Implementing Green House is a major undertaking and one that we will be deeply into throughout 2019 and beyond. Participating in the national conference helps us to learn from our colleagues and benchmark against others who are already practicing this philosophy of care in their organizations.
My talk next week follows that of a gentleman who has early onset Alzheimer’s. He was diagnosed a number of years ago and is only 57 years old now. I had a chance to read the talk he’ll be presenting and he’s themed it around a quote he loves from his favorite movie, Shawshank Redemption. In it, one of the characters gives this sage piece of advice, “Get busy living or get busy dying.” This gentleman has taken those words to heart and throughout the years since his diagnosis has made “get busy living” his focus and his mantra.
As I thought about “getting busy living” from a leadership perspective, it seemed to me that this is the core of what all of us do (or should do) who work in elder services. I would contend that keeping people safe is vital, providing the care and services they need is also critical but that the core of working with elders is to help them and to enable them to “get busy living.”
This is also, I think, the hardest thing to achieve. It is easy to see people as diagnoses or room numbers. It is easy to see people as tasks that must be completed and care that must be delivered. Our entire long-term care industry is built on this kind of tradition, that we are offering help to those who need it, that we are reaching out to those who are “less than” in an effort to safeguard their wellbeing. That’s not the wrong thing to do but I would argue that it isn’t enough.
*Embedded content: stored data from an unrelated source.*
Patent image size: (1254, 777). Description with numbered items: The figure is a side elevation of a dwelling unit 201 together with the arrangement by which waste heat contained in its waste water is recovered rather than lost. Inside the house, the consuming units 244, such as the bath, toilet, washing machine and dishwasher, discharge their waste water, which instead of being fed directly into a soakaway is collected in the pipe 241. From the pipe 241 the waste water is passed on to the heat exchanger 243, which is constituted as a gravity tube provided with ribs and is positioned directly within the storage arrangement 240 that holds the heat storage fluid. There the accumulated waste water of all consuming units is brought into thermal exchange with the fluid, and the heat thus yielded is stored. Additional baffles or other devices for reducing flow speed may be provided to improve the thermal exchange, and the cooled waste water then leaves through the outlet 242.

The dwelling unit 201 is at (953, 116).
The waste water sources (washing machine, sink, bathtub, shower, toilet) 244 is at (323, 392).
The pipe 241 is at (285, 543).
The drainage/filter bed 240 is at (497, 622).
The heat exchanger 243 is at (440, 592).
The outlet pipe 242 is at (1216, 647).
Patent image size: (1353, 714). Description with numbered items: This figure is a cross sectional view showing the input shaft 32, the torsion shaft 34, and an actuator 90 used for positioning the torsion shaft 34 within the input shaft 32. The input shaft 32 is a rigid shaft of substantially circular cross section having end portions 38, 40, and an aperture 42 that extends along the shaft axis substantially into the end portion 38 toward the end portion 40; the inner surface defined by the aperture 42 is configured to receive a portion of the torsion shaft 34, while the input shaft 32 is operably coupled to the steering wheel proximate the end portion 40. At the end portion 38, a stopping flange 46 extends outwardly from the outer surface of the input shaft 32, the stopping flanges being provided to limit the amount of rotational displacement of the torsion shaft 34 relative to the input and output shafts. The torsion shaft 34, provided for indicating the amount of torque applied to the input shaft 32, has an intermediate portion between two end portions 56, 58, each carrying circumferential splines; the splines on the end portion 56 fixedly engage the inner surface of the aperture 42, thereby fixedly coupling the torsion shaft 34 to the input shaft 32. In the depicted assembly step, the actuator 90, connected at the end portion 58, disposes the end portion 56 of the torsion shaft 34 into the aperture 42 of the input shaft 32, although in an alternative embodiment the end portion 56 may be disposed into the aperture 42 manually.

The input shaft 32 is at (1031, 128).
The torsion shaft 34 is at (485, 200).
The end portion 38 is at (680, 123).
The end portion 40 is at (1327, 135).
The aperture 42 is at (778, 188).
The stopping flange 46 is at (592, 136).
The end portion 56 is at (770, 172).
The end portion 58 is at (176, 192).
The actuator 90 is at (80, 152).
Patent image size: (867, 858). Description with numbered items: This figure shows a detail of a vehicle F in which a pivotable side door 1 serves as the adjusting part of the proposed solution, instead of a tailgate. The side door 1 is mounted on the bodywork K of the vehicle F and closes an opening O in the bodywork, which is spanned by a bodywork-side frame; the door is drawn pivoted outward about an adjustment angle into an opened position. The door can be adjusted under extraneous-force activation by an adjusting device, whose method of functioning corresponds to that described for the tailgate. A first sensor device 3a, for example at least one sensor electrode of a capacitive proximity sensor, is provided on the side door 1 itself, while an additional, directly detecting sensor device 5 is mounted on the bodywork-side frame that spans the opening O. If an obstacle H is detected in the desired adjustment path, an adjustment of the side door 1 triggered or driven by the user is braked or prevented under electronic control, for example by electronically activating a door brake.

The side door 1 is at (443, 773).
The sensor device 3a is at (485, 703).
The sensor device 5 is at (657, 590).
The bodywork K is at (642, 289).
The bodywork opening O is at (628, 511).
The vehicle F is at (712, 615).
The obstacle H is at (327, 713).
When we fail to see people as whole because disease or disability has limited them, when we treat someone as a patient and not a person, we fail both the elders and ourselves. There is tremendous richness to be gained through interactions with our elders, to enabling choice and to providing a fullness of life and experience. We see this in many of the programs that we do, a perfect example of which is OMA (Opening Minds through Art). In the OMA program, individuals with a diagnosis of dementia have the opportunity to use creative expression to make choices, have control over some aspect of their lives and reach outside themselves. I have seen people whose voluntary movements were limited to swallowing yet, with a little support, the ability to create and express themselves, creating art that came from a place deep inside, a place where their essence could still be reached. These lessons and this philosophy must apply to everything we do and every interaction that we have.
Focusing on abilities rather than disabilities, focusing on resident choices rather than purely staff direction, acknowledging wisdom rather than deficits, these are all ways in which we are revolutionizing the aging services industry and the entire aging process. It’s a big undertaking but clearly the right thing to do and we all need to remember to “get busy living” and help others to do the same.